The year’s biggest news in Chicago museum exhibits (non-visual-arts category) was by the lakefront, where the Adler Planetarium unveiled the long-planned high-tech makeover of its central domed theater, turning the old semi-sphere into a kind of ultimate man cave — and also, we’ll grant you, a pretty nice spot for showing visitors what the universe looks like. Meanwhile, the nearby Field Museum added “Restoring Earth,” its first major permanent exhibit (on a subject not previously covered at the museum) in more than a decade.

It remains a recessionary period — meaning institutions, generally, are leaning more on their own collections than on the big, expensive traveling shows — but these were some of 2011′s highlights: — Steve Johnson

Preview, ‘In Search of Home,’ National Hellenic Museum

Opened to the public in a new building in December, this shiny new addition to Greektown and to the city’s museum community made a wonderful opportunity out of the fact that its main exhibition, subtitled “The Greek Journey From Myth to Modern Day,” is not yet ready as the museum continues to raise money.

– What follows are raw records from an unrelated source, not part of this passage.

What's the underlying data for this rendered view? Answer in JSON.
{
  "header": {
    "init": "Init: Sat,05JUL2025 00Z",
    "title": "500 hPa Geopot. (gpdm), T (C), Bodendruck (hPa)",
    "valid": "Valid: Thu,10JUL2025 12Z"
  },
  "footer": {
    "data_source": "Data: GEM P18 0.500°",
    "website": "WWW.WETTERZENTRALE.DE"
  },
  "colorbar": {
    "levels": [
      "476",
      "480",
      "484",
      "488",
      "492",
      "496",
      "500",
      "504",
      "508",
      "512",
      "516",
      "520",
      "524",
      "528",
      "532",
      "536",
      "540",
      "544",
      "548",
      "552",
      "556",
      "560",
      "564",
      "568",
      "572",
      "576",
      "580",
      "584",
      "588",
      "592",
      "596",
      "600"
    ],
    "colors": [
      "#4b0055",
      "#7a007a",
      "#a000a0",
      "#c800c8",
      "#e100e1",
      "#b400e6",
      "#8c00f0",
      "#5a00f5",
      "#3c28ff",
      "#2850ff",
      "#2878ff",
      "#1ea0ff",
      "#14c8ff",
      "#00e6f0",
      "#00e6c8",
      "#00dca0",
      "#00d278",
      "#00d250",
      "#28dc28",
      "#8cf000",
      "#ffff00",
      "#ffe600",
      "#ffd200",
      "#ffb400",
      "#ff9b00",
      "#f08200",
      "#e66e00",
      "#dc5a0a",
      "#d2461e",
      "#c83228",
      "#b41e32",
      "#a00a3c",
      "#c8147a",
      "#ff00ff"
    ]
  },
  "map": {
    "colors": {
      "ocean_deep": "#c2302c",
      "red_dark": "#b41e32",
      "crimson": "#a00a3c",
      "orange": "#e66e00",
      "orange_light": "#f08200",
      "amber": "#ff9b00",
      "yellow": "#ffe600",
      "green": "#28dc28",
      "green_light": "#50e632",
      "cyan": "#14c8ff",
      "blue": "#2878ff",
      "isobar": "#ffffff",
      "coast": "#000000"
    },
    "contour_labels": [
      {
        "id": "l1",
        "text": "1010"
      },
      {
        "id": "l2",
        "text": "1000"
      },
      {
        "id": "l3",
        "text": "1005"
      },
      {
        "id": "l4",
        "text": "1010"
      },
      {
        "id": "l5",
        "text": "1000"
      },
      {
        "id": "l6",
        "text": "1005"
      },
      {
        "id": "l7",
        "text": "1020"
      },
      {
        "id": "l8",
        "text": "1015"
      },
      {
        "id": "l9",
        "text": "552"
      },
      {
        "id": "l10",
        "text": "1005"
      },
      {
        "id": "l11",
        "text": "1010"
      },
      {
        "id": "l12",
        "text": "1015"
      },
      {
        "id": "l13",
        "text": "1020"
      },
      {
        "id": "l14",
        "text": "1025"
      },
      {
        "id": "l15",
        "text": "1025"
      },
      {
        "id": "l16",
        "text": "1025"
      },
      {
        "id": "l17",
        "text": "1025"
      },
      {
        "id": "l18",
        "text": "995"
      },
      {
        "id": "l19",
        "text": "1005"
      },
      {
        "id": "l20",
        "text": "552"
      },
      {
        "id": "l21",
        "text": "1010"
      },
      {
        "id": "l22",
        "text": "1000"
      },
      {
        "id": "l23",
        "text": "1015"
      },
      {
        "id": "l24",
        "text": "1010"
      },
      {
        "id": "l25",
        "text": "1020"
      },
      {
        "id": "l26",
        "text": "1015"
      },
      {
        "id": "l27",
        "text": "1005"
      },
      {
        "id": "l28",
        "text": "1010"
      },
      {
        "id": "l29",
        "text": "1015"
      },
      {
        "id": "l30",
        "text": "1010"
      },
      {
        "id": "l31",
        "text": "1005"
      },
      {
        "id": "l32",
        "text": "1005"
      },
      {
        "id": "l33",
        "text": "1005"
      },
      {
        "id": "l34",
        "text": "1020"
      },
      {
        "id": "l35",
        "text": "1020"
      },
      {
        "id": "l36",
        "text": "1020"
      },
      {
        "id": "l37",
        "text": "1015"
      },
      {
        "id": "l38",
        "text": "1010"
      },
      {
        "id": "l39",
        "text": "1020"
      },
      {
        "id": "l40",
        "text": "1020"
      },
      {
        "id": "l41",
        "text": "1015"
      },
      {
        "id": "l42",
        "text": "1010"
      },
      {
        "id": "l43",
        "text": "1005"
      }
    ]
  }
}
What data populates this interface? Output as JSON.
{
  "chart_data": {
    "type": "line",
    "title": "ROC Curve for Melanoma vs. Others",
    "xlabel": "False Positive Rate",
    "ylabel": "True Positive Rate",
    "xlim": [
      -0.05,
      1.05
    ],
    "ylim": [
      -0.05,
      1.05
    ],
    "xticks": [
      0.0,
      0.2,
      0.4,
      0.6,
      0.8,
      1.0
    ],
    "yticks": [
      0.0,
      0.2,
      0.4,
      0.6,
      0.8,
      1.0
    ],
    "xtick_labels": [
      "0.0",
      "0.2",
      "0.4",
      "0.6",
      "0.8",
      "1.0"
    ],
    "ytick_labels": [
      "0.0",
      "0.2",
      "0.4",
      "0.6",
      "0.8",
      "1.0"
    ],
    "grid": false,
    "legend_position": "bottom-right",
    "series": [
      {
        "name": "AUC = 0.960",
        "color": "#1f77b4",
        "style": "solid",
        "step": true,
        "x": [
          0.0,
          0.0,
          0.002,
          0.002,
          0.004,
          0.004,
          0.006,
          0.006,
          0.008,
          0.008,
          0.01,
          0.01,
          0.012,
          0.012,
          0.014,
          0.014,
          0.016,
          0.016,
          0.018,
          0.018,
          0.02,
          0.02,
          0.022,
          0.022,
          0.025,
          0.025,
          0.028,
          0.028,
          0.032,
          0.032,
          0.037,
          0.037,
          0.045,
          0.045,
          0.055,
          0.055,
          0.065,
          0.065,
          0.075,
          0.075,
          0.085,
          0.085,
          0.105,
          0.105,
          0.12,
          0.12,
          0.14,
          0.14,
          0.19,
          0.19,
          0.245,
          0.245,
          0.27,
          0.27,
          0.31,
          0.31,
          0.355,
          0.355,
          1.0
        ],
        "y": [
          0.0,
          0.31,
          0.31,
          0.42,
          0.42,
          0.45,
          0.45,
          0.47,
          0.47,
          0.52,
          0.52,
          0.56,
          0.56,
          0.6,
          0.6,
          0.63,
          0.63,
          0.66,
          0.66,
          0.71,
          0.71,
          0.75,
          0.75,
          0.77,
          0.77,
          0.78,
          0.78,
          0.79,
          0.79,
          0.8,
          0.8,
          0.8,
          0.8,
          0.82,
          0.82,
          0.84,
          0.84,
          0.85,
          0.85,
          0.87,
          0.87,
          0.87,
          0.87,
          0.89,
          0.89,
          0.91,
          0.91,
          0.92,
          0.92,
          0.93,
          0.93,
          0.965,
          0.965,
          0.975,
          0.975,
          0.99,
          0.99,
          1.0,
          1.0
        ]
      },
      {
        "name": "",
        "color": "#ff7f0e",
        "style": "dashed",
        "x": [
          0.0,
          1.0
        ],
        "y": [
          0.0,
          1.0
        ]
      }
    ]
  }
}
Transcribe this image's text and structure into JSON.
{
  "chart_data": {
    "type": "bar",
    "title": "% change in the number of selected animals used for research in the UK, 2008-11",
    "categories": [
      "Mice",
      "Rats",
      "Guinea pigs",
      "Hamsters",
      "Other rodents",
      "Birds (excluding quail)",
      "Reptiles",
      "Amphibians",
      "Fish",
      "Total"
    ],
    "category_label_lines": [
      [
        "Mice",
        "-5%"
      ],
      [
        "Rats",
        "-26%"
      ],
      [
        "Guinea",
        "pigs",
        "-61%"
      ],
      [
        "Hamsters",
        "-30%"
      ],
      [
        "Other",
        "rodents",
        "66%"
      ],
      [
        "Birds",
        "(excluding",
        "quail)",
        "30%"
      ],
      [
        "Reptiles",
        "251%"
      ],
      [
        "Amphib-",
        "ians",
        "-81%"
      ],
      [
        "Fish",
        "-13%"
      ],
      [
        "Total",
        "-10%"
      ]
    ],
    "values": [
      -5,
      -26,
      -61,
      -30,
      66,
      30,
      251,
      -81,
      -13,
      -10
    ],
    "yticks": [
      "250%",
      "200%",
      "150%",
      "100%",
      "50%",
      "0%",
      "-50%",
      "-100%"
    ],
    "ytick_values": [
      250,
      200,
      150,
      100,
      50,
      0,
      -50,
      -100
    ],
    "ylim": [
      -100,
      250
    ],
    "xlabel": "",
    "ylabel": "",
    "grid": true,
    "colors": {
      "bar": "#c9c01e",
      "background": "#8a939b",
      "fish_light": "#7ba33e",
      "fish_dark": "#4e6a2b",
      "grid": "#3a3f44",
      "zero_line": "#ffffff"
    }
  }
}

Instead, visitors get a behind-the-curtains look at the making of a museum display, with curators’ notes, designers’ visual inspirations and samples of the information to be presented when the exhibit is done. The result proves fascinating, both about the stated subject matter and about the broader subject of putting artifacts and knowledge before the public. The preview is scheduled to be up until the main exhibit opens, scheduled for next summer.